Vocês opinaram nesse texto? A gente participa dos debates, mas depois da consulta pública a coisa fica fechada. No Congresso dá para conversar. É importante. Inclusive, se não fossem os ativistas, muita coisa de regulação de internet no Brasil teria sido diferente. Toda a oposição à lei Azeredo, toda a pressão para o Marco Civil, é fruto do engajamento. Nos EUA, a o caso Sopa foi interessante. O fato da Wikipedia ter saído do ar apavorou muita gente. Foi só aí que houve conscientização sobre os riscos da lei.

Essa lei nos EUA provocou um movimento em defesa dos princípios da internet. As empresas estão assumindo uma postura política? Não tem como a gente não pensar politicamente hoje. Não dá para olhar para o próprio umbigo e pensar que enquanto o negócio vai bem não é preciso conversar. Porque existem questões acima. Quando a gente pensa politicamente é isso, todas as empresas do setor tendem a conversar e entender melhor como isso funciona.

Há necessidade de uma lei atualizada de cibercrimes? Existe a necessidade do juiz ou de quem trabalha com direito criminal entender melhor a internet. Porque a maior parte do que está na lei já funciona. Não podemos correr o risco de adotar um texto tão genérico ao ponto de você estar lá fuçando no celular, sem querer você invade um sistema e vão dizer que você cometeu um crime.

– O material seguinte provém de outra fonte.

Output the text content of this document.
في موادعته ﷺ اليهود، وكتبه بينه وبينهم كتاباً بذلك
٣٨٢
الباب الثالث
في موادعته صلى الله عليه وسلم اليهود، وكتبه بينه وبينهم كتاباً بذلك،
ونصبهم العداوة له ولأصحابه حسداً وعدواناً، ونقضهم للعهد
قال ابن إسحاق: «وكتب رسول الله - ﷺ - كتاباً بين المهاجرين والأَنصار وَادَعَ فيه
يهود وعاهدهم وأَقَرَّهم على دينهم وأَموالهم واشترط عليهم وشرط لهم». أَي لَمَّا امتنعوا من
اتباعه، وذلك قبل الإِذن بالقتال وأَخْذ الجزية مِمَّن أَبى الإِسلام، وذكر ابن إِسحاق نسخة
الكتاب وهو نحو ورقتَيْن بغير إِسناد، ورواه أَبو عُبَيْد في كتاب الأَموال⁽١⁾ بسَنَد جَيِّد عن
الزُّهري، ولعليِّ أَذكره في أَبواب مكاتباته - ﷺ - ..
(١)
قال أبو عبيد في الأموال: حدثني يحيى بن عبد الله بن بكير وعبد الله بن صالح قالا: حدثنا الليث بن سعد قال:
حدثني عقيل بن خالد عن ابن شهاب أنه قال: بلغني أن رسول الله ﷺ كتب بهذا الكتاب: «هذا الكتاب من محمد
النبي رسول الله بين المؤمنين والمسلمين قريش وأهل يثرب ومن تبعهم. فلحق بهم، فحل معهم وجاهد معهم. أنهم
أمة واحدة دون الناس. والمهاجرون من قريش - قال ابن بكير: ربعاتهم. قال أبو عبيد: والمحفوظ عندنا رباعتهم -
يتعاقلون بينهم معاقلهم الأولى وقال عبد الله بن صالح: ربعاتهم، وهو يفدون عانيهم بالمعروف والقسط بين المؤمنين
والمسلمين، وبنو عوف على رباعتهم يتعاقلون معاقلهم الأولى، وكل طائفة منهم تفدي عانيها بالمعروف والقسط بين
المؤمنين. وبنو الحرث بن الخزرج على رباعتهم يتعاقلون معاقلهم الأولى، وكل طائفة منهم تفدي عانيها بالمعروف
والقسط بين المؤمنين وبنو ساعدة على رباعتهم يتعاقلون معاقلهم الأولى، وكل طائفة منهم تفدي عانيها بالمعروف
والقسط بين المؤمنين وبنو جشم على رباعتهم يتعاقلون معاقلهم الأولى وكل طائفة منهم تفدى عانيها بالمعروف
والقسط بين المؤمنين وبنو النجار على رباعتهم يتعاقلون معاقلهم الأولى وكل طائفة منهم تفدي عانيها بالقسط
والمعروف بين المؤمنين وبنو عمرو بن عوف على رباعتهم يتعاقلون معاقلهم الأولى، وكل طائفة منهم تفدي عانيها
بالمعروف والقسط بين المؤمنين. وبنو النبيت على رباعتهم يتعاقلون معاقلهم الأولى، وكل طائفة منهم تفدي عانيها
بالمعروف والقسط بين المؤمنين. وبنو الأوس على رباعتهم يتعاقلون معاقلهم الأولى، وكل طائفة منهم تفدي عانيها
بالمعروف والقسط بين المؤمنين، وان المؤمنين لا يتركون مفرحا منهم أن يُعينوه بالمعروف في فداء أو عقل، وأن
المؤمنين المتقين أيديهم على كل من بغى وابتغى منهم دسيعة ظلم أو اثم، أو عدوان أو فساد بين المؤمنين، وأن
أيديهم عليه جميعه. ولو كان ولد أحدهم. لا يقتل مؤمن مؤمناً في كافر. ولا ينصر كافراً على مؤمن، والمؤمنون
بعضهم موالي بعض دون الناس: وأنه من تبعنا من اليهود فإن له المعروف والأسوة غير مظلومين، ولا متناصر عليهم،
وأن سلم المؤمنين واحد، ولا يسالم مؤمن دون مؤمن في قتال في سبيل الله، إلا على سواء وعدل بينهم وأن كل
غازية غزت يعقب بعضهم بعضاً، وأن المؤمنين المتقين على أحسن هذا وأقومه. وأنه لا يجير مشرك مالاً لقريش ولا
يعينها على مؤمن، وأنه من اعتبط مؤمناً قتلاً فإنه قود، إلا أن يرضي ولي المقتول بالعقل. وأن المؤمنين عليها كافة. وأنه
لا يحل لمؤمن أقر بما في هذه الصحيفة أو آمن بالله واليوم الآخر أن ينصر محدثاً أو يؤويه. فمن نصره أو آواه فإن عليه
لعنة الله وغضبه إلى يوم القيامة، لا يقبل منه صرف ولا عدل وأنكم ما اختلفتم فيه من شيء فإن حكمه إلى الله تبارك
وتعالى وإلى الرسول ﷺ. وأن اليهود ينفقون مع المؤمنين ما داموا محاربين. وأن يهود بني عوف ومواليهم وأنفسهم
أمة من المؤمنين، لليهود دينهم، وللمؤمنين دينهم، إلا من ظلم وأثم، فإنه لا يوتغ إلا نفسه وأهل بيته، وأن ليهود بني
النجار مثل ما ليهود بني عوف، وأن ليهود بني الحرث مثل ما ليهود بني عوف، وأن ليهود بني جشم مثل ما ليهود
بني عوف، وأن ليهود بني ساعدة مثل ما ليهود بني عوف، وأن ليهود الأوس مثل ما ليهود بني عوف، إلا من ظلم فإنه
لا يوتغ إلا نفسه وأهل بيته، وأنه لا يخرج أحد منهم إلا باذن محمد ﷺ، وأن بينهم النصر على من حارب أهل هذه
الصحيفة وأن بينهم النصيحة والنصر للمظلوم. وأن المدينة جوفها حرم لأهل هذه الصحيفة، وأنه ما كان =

O Brasil ainda é líder nos pedidos de remoção de conteúdo? Sim. No nosso relatório de transparência constam todas as requisições do governo ou da Justiça de remoção de conteúdo. O Brasil é líder em remoções porque aqui é fácil. Você pode ir sem custo e sem advogado a um tribunal de pequenas causas e pedir uma liminar para tirar um blog do ar. Além disso, muita gente está acostumada com a cultura de “na dúvida, vamos pedir para remover”.

O que pode instituir a censura. É. A gente já se deparou com casos assustadores. Está crescendo o número de empresas criticadas por consumidores que entram com uma ação para remover qualquer referência negativa.